C'è bisogno di più musicoterapeuti per le malattie mentali

La musica può aiutare a comunicare coloro che non hanno i mezzi per esprimersi.


C'è bisogno di più musicoterapeuti nella sanità psichiatrica, dice il ricercatore Karin Mössler della Uni Research di Bergen in Norvegia.


La musicoterapia è adatta a tutte le età, dai bambini nati prematuramente, alle persone anziane affette da demenza.


"La musicoterapia può essere paragonata all'industria petrolifera. Entrambi i settori cercano risorse, ma noi cerchiamo le risorse nelle persone. A volte sono sepolte nel profondo e difficili da trovare. Come l'industria petrolifera, usiamo le onde sonore e la risonanza. Usiamo la musica come un impulso. Aiuta davvero le persone di accedere alle proprie risorse", spiega Karin Mössler, ricercatrice della Uni Research di Bergen e anche musicoterapeuta.
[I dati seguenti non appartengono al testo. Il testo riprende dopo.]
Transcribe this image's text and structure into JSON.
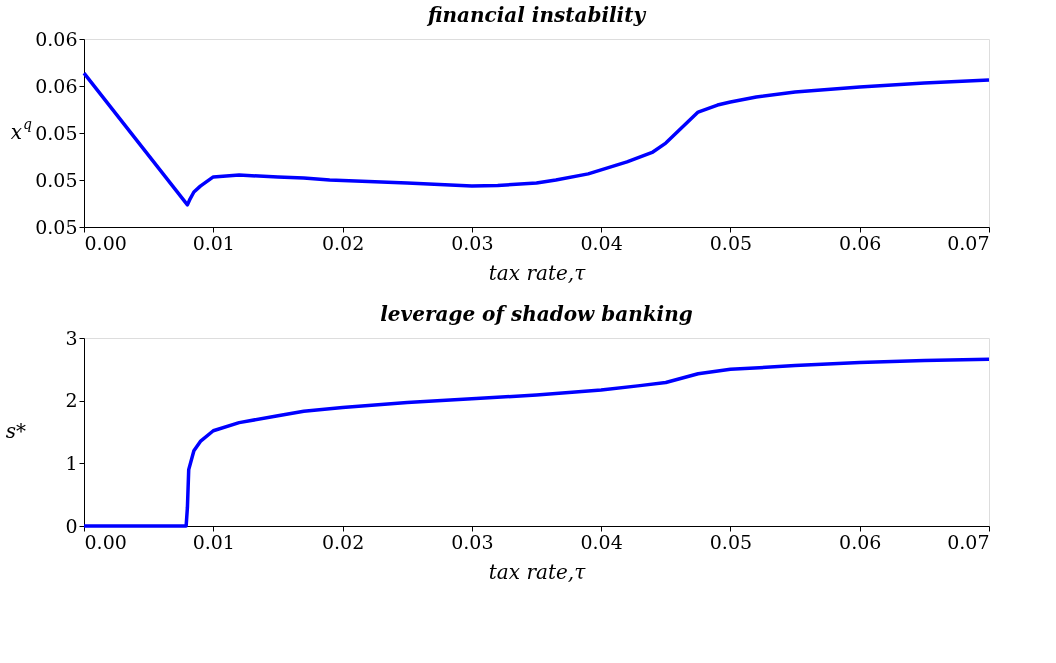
{
  "chart_data": [
    {
      "type": "line",
      "title": "financial instability",
      "xlabel": "tax rate,τ",
      "ylabel": "x$^{q}$",
      "x": [
        0,
        0.008,
        0.0082,
        0.0085,
        0.009,
        0.01,
        0.012,
        0.015,
        0.017,
        0.019,
        0.025,
        0.03,
        0.032,
        0.035,
        0.0365,
        0.039,
        0.042,
        0.044,
        0.045,
        0.0475,
        0.049,
        0.05,
        0.052,
        0.055,
        0.06,
        0.065,
        0.07
      ],
      "series": [
        {
          "color": "#0000ff",
          "values": [
            0.05655,
            0.05094,
            0.05119,
            0.05149,
            0.05174,
            0.05213,
            0.05221,
            0.05213,
            0.05209,
            0.052,
            0.05187,
            0.05174,
            0.05177,
            0.05187,
            0.052,
            0.05226,
            0.05277,
            0.05319,
            0.05357,
            0.05489,
            0.05519,
            0.05532,
            0.05553,
            0.05574,
            0.05596,
            0.05613,
            0.05626
          ]
        }
      ],
      "xlim": [
        0,
        0.07
      ],
      "xticks": [
        {
          "value": 0,
          "label": "0.00"
        },
        0.01,
        0.02,
        0.03,
        0.04,
        0.05,
        0.06,
        0.07
      ],
      "ylim": [
        0.05,
        0.058
      ],
      "yticks": [
        0.05,
        {
          "value": 0.052,
          "label": "0.05"
        },
        {
          "value": 0.054,
          "label": "0.05"
        },
        {
          "value": 0.056,
          "label": "0.06"
        },
        {
          "value": 0.058,
          "label": "0.06"
        }
      ],
      "grid": false,
      "marker": "none",
      "line_style": "solid"
    },
    {
      "type": "line",
      "title": "leverage of shadow banking",
      "xlabel": "tax rate,τ",
      "ylabel": "s*",
      "x": [
        0,
        0.0079,
        0.008,
        0.0081,
        0.0085,
        0.009,
        0.01,
        0.012,
        0.015,
        0.017,
        0.02,
        0.025,
        0.03,
        0.035,
        0.04,
        0.043,
        0.045,
        0.0475,
        0.05,
        0.055,
        0.06,
        0.065,
        0.07
      ],
      "series": [
        {
          "color": "#0000ff",
          "values": [
            0,
            0,
            0.3,
            0.9,
            1.2,
            1.35,
            1.52,
            1.65,
            1.76,
            1.83,
            1.89,
            1.97,
            2.03,
            2.09,
            2.17,
            2.24,
            2.29,
            2.43,
            2.5,
            2.56,
            2.61,
            2.64,
            2.66
          ]
        }
      ],
      "xlim": [
        0,
        0.07
      ],
      "xticks": [
        {
          "value": 0,
          "label": "0.00"
        },
        0.01,
        0.02,
        0.03,
        0.04,
        0.05,
        0.06,
        0.07
      ],
      "ylim": [
        0,
        3
      ],
      "yticks": [
        0,
        1,
        2,
        3
      ],
      "grid": false,
      "marker": "none",
      "line_style": "solid"
    }
  ]
}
Gli studi di ricerca svolti alla Uni Research e all'Università di Bergen dimostrano che la musicoterapia ha un impatto documentato sia sui problemi di salute mentale che sull'agitazione vissuta dalle persone anziane affette da demenza.  "Il primo studio è iniziato 10 anni fa, ed è quello che ha portato me e Karin in Norvegia, ed è stato il punto di partenza per la formazione di un gruppo di ricerca all'interno di quest'area", afferma Christian Gold, ricercatore che affianca la Mössler nel «Grieg Academy Music Therapy Research Centre» alla Uni Research.


Lo studio che ha coinvolto entrambi è il primo studio randomizzato e controllato realizzato per la musicoterapia in Norvegia. Ha dimostrato che la musicoterapia ha un impatto positivo sulle persone che soffrono di depressione, di schizofrenia e di disturbi della personalità. All'incirca nello stesso tempo, la Mössler e Gold hanno implementato una revisione Cochrane, ovvero una revisione sistematica degli studi effettuati sull'impatto della musicoterapia sulle persone affette da schizofrenia. Anche questo ha dimostrato che la musicoterapia ha un impatto positivo.
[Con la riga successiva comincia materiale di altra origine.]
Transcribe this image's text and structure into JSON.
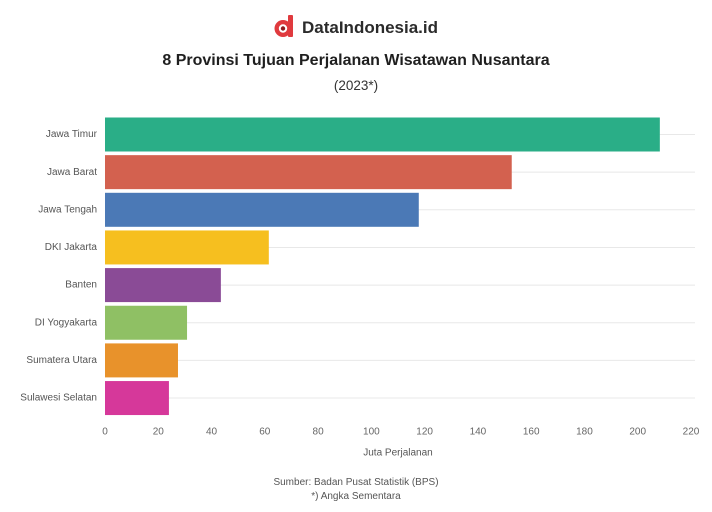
{
  "brand": {
    "name": "DataIndonesia.id",
    "icon": "dataindonesia-logo-icon",
    "color": "#e03a3e"
  },
  "chart_data": {
    "type": "bar",
    "orientation": "horizontal",
    "title": "8 Provinsi Tujuan Perjalanan Wisatawan Nusantara",
    "subtitle": "(2023*)",
    "categories": [
      "Jawa Timur",
      "Jawa Barat",
      "Jawa Tengah",
      "DKI Jakarta",
      "Banten",
      "DI Yogyakarta",
      "Sumatera Utara",
      "Sulawesi Selatan"
    ],
    "values": [
      208.3,
      152.7,
      117.8,
      61.5,
      43.5,
      30.8,
      27.4,
      24.0
    ],
    "colors": [
      "#2aae87",
      "#d3614f",
      "#4b79b6",
      "#f6bf1f",
      "#8a4b96",
      "#8fc064",
      "#e8922b",
      "#d6389a"
    ],
    "xlabel": "Juta Perjalanan",
    "ylabel": "",
    "xlim": [
      0,
      220
    ],
    "xticks": [
      0,
      20,
      40,
      60,
      80,
      100,
      120,
      140,
      160,
      180,
      200,
      220
    ],
    "grid": true,
    "legend": "none"
  },
  "footer": {
    "source": "Sumber: Badan Pusat Statistik (BPS)",
    "note": "*) Angka Sementara"
  }
}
La documentazione ha dato dei risultati. Nel 2013, la musicoterapia è stata inclusa tra le linee guida del Consiglio Norvegese della Sanità per il trattamento dei disturbi psicotici, per la prima volta. "Qui in Norvegia, la musicoterapia non è ancora particolarmente ben consolidata nella sanità psichiatrica, ma le nuove linee guida potrebbero cambiare la situazione. La musicoterapia è stata fortemente raccomandata nelle linee guida, il che significa che è stata messa su un piano di parità con i trattamenti farmacologici e la terapia cognitivo-comportamentale", dice la Mössler.


Le linee guida del Consiglio Norvegese della Sanità affermano: «La musicoterapia promuove il recupero, e il trattamento deve iniziare il più presto possibile per ridurre i sintomi negativi. Il trattamento deve essere fornito da terapeuti approvati con formazione di musicoterapia». "Al cliente dovrebbe essere offerta la musicoterapia come parte del trattamento, ma questo non è ancora il caso. Non ci sono molti musicoterapeuti che lavorano nella sanità psichiatrica, ma penso che sia la strada da seguire", dice la Mössler.
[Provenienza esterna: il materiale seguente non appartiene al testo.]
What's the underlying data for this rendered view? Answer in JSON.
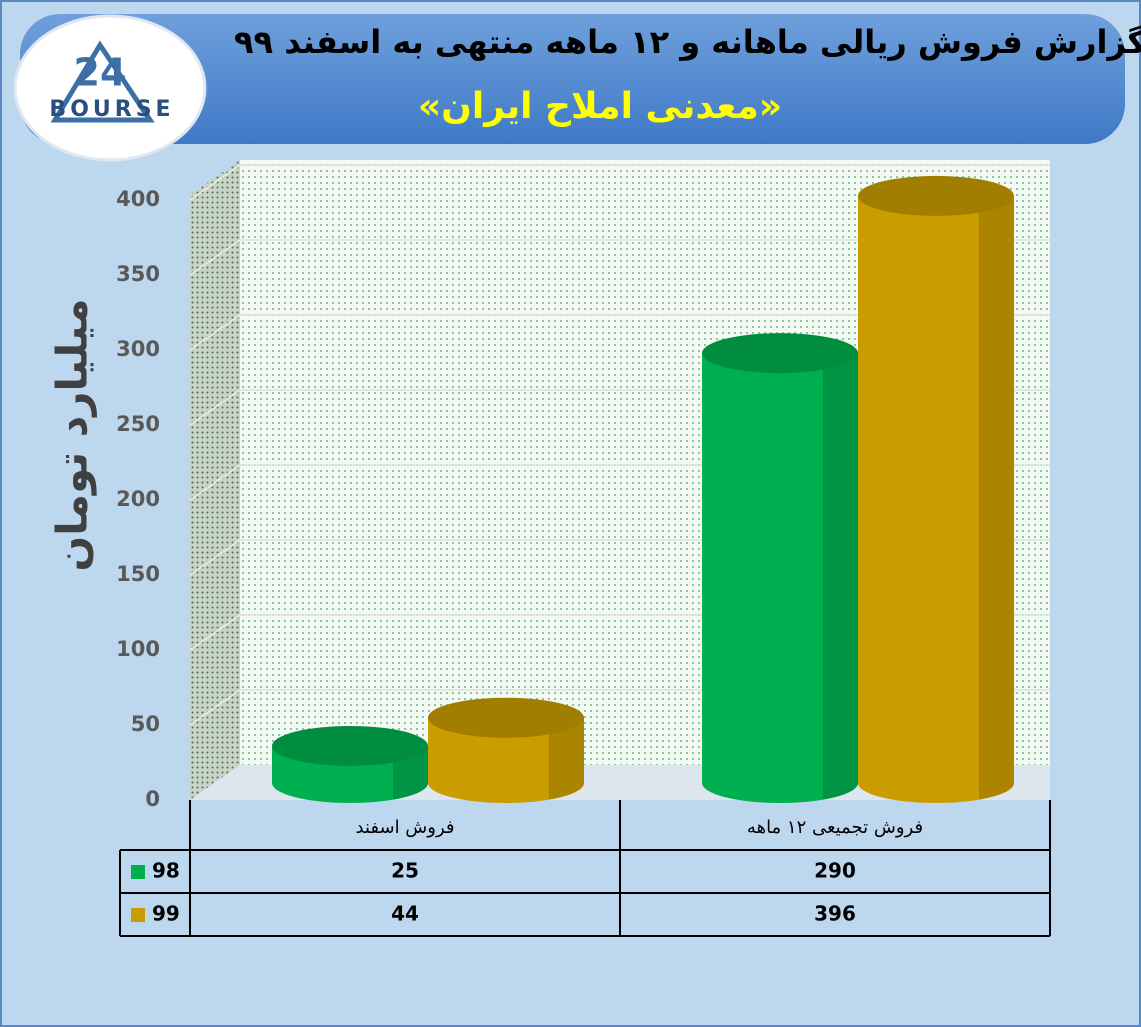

La ricerca simostra che la musicoterapia nella sanità psichiatrica ha un impatto positivo sui livelli motivazionali, relazionali e sulle capacità sociali del cliente, e che allevia anche la depressione. "Stiamo lavorando per mettere queste risorse a disposizione dei nostri clienti. Negli ospedali di solito si concentrano sul fatto che sei malato e in qualche modo guasto. Noi ci rivolgiamo a ciò che funziona, concentrandoci su ciò che si può fare e partire da lì. La musicoterapia motiva, stabilizza e allevia la pressione, quindi dà la forza di affrontare i problemi emotivi", dice la Mössler.


Christian Gold e la Mössler stanno attualmente lavorando su un nuovo studio che esaminerà l'impatto della musicoterapia sui bambini con autismo. Nove paesi sono coinvolti nel progetto di ricerca, che durerà quattro anni. "Vorremmo che partecipassero 300 bambini, e non molti da un solo paese", dice la Mössler, che è responsabile per la parte norvegese del progetto, dove ha reclutato 10 bambini. La metà di questi bambini riceverà la musicoterapia in aggiunta alla terapia normale, mentre l'altra metà riceverà solo il trattamento standard. I due gruppi saranno poi confrontati per vedere se la terapia musicale ha avuto un qualche effetto. "Questo studio si basa sull'esperienza maturata in studi precedenti ed sui metodi che abbiamo sviluppato", dice Gold.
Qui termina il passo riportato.